Удача. Филдинг верил в удачу, как другие верят в Бога, родину или мать. Удаче он приписывал все свои победы, ее же обвинял в поражениях. Несколько раз на дню он трогал свисавшую с цепочки часов заячью лапку, ожидая от этого крохотного кусочка кости и шерсти невиданных чудес, но никогда не жаловался, если чуда не случалось. Его необычайный фатализм страшно озадачивал вторую жену и ужасно раздражал первую. Грядущую катастрофу он чувствовал столь же отчетливо, как и предстоящий запой. И то, и другое было, в его разумении, вещами, находившимися вне человеческого контроля, над которыми у него не было власти. Что бы ни случилось, как бы ни выпали кости, куда бы ни упал шарик, как бы ни разломилось печенье — все это зависело от степени везения или невезения. Степень его собственной ответственности была не больше, чем у лапки, прикрепленной к цепочке часов.

— Почему же ты не можешь мне объяснить? — спросила Хуанита.

— Потому что не могу.

— Мне надоели все эти намеки. Можно подумать, меня собираются убить. Я ничего не боюсь. Меня некому убивать. Меня никто не ненавидит, только если моя мамаша, ну и Джо иногда, ну, может, еще кто-нибудь.

— Я не говорил, что тебя собираются убить.

— А прозвучало именно так.

— Я только сказал, чтобы ты была поосторожнее.

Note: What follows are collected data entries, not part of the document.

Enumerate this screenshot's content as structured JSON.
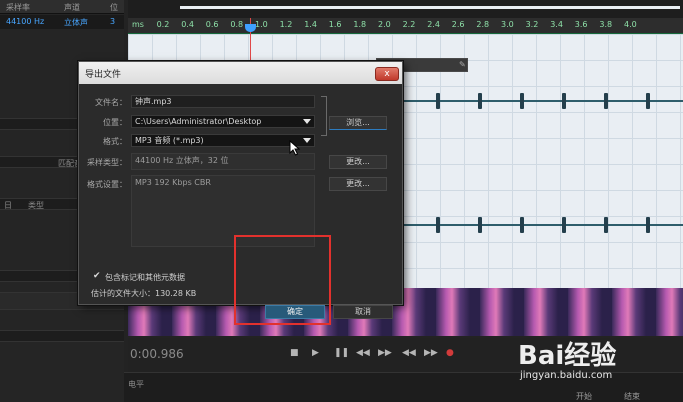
{
  "left_panel": {
    "header_col1": "采样率",
    "header_col2": "声道",
    "header_col3": "位",
    "row_rate": "44100 Hz",
    "row_channel": "立体声",
    "row_bits": "3",
    "match_volume": "匹配音量",
    "col_type": "类型",
    "col_ri": "日"
  },
  "timeline": {
    "ticks": [
      "ms",
      "0.2",
      "0.4",
      "0.6",
      "0.8",
      "1.0",
      "1.2",
      "1.4",
      "1.6",
      "1.8",
      "2.0",
      "2.2",
      "2.4",
      "2.6",
      "2.8",
      "3.0",
      "3.2",
      "3.4",
      "3.6",
      "3.8",
      "4.0"
    ]
  },
  "transport": {
    "time": "0:00.986",
    "buttons": [
      "■",
      "▶",
      "❚❚",
      "◀◀",
      "▶▶",
      "◀◀",
      "▶▶",
      "●"
    ]
  },
  "bottom_bar": {
    "label_left": "电平",
    "label_start": "开始",
    "label_end": "结束"
  },
  "dialog": {
    "title": "导出文件",
    "close_label": "x",
    "filename_label": "文件名：",
    "filename_value": "钟声.mp3",
    "location_label": "位置：",
    "location_value": "C:\\Users\\Administrator\\Desktop",
    "browse_label": "浏览...",
    "format_label": "格式：",
    "format_value": "MP3 音频 (*.mp3)",
    "sample_type_label": "采样类型：",
    "sample_type_value": "44100 Hz 立体声，32 位",
    "change1_label": "更改...",
    "format_settings_label": "格式设置：",
    "format_settings_value": "MP3 192 Kbps CBR",
    "change2_label": "更改...",
    "checkbox_mark": "✔",
    "include_markers_label": "包含标记和其他元数据",
    "estimated_size_label": "估计的文件大小：130.28 KB",
    "ok_label": "确定",
    "cancel_label": "取消"
  },
  "watermark": {
    "brand": "Bai经验",
    "url": "jingyan.baidu.com"
  },
  "colors": {
    "accent_blue": "#48a6ff",
    "ok_button": "#275a7a",
    "annotation_red": "#e2312d"
  }
}
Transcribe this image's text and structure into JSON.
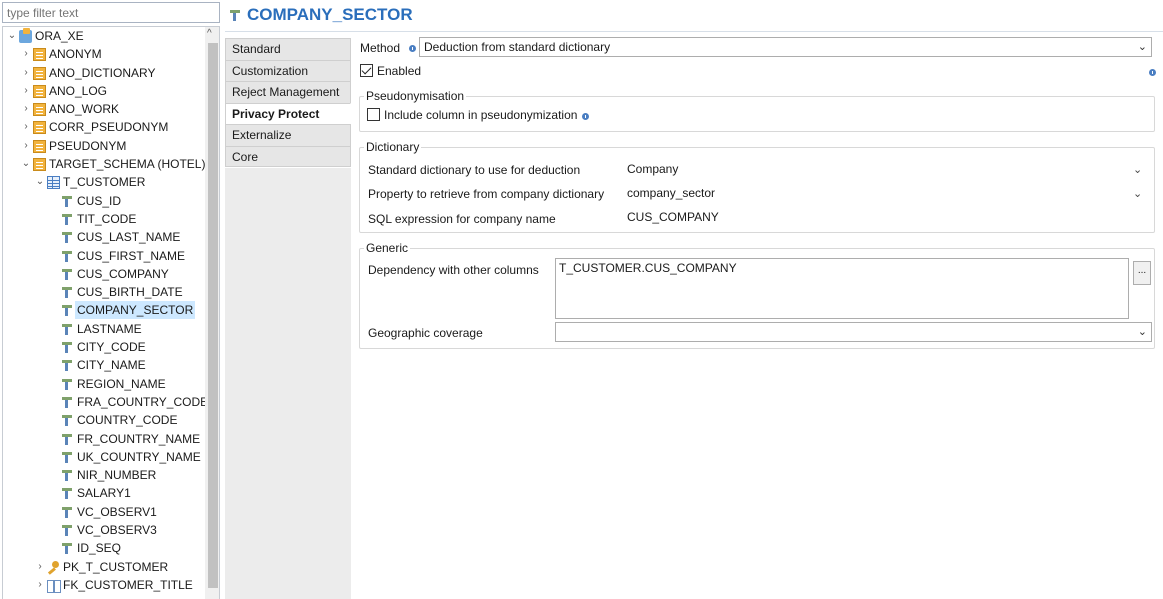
{
  "filter": {
    "placeholder": "type filter text"
  },
  "tree": {
    "items": [
      {
        "label": "ORA_XE",
        "icon": "database-icon",
        "chevron": "v"
      },
      {
        "label": "ANONYM",
        "icon": "schema-icon",
        "chevron": ">"
      },
      {
        "label": "ANO_DICTIONARY",
        "icon": "schema-icon",
        "chevron": ">"
      },
      {
        "label": "ANO_LOG",
        "icon": "schema-icon",
        "chevron": ">"
      },
      {
        "label": "ANO_WORK",
        "icon": "schema-icon",
        "chevron": ">"
      },
      {
        "label": "CORR_PSEUDONYM",
        "icon": "schema-icon",
        "chevron": ">"
      },
      {
        "label": "PSEUDONYM",
        "icon": "schema-icon",
        "chevron": ">"
      },
      {
        "label": "TARGET_SCHEMA (HOTEL)",
        "icon": "schema-icon",
        "chevron": "v"
      },
      {
        "label": "T_CUSTOMER",
        "icon": "table-icon",
        "chevron": "v"
      },
      {
        "label": "CUS_ID",
        "icon": "column-icon"
      },
      {
        "label": "TIT_CODE",
        "icon": "column-icon"
      },
      {
        "label": "CUS_LAST_NAME",
        "icon": "column-icon"
      },
      {
        "label": "CUS_FIRST_NAME",
        "icon": "column-icon"
      },
      {
        "label": "CUS_COMPANY",
        "icon": "column-icon"
      },
      {
        "label": "CUS_BIRTH_DATE",
        "icon": "column-icon"
      },
      {
        "label": "COMPANY_SECTOR",
        "icon": "column-icon",
        "selected": true
      },
      {
        "label": "LASTNAME",
        "icon": "column-icon"
      },
      {
        "label": "CITY_CODE",
        "icon": "column-icon"
      },
      {
        "label": "CITY_NAME",
        "icon": "column-icon"
      },
      {
        "label": "REGION_NAME",
        "icon": "column-icon"
      },
      {
        "label": "FRA_COUNTRY_CODE",
        "icon": "column-icon"
      },
      {
        "label": "COUNTRY_CODE",
        "icon": "column-icon"
      },
      {
        "label": "FR_COUNTRY_NAME",
        "icon": "column-icon"
      },
      {
        "label": "UK_COUNTRY_NAME",
        "icon": "column-icon"
      },
      {
        "label": "NIR_NUMBER",
        "icon": "column-icon"
      },
      {
        "label": "SALARY1",
        "icon": "column-icon"
      },
      {
        "label": "VC_OBSERV1",
        "icon": "column-icon"
      },
      {
        "label": "VC_OBSERV3",
        "icon": "column-icon"
      },
      {
        "label": "ID_SEQ",
        "icon": "column-icon"
      },
      {
        "label": "PK_T_CUSTOMER",
        "icon": "primary-key-icon",
        "chevron": ">"
      },
      {
        "label": "FK_CUSTOMER_TITLE",
        "icon": "foreign-key-icon",
        "chevron": ">"
      }
    ]
  },
  "header": {
    "title": "COMPANY_SECTOR",
    "icon": "column-icon"
  },
  "tabs": [
    {
      "label": "Standard"
    },
    {
      "label": "Customization"
    },
    {
      "label": "Reject Management"
    },
    {
      "label": "Privacy Protect",
      "active": true
    },
    {
      "label": "Externalize"
    },
    {
      "label": "Core"
    }
  ],
  "form": {
    "method_label": "Method",
    "method_value": "Deduction from standard dictionary",
    "enabled_label": "Enabled",
    "enabled_checked": true,
    "pseudo_group": "Pseudonymisation",
    "pseudo_include_label": "Include column in pseudonymization",
    "pseudo_include_checked": false,
    "dict_group": "Dictionary",
    "dict_std_label": "Standard dictionary to use for deduction",
    "dict_std_value": "Company",
    "dict_prop_label": "Property to retrieve from company dictionary",
    "dict_prop_value": "company_sector",
    "dict_sql_label": "SQL expression for company name",
    "dict_sql_value": "CUS_COMPANY",
    "generic_group": "Generic",
    "dep_label": "Dependency with other columns",
    "dep_value": "T_CUSTOMER.CUS_COMPANY",
    "dep_button": "...",
    "geo_label": "Geographic coverage",
    "geo_value": ""
  }
}
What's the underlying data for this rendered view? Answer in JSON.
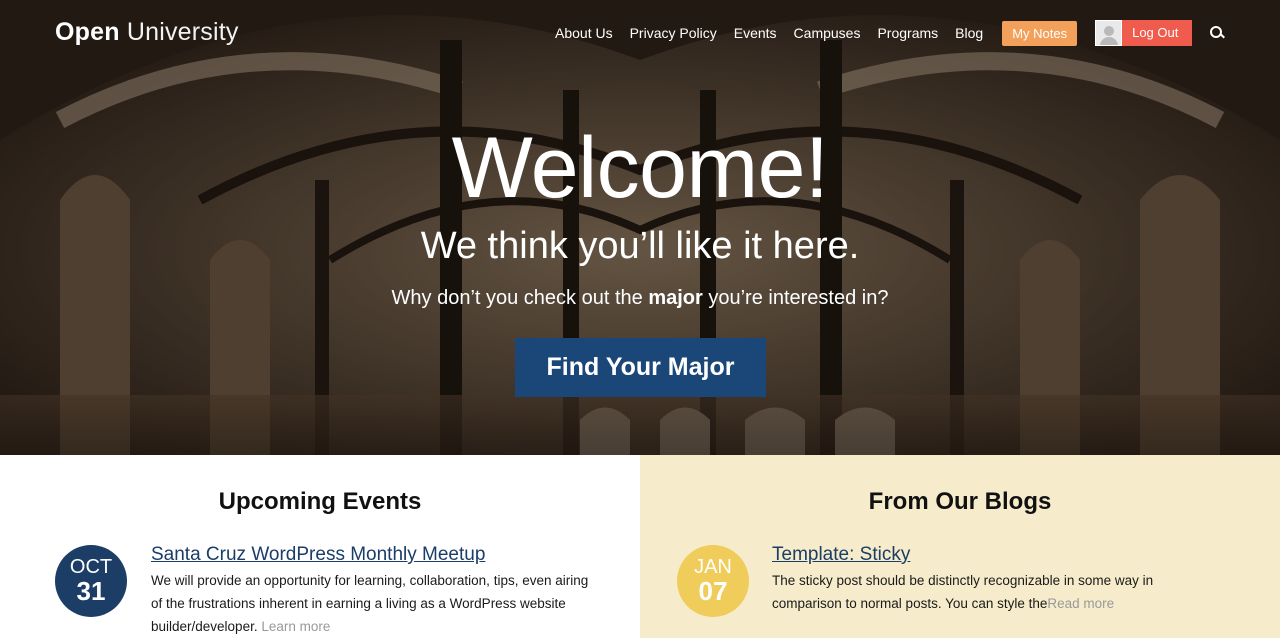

— Как, черт побери, я могу быть поосторожнее, если даже не знаю, кого или чего мне опасаться. — Она почти легла грудью на стол и пристально посмотрела на него совершенно трезвыми глазами. — Знаешь, что я думаю? Я думаю, ты обыкновенный псих.

Филдинг не обиделся. Напротив, он был очень доволен. Обозвав его психом, Хуанита тем самым освободила его от какого бы то ни было чувства ответственности по отношению к ней. То, что он собирался сделать, показалось легким, даже неизбежным: «Она обозвала меня психом, что ж, тогда я имею полное право украсть ее машину».

Единственная проблема заключалась в том, чтобы на несколько минут удалить Хуаниту из-за стола, причем таким образом, чтобы сумочка с ключами осталась здесь.

— Тебе лучше позвонить миссис Брустер, — сказал он решительно.

— Зачем еще?

— Для твоей же пользы. Я тут ни при чем — ты должна узнать у нее все, что можно, про тех двоих, что тебя разыскивали.

— Я не хочу с ней разговаривать. Она всегда командует.

— Как хочешь. Но если ты передумаешь… — он вытащил из кармана десятицентовик и положил перед ней.

Хуанита посмотрела на монету с жадностью маленького ребенка:

— Я не знаю, что ей сказать.

— Пусть говорит она сама.

— Может, она наврала про этих двоих и хочет только, чтобы я испугалась и прибежала домой?

— Не думаю. По-моему, она твой верный друг.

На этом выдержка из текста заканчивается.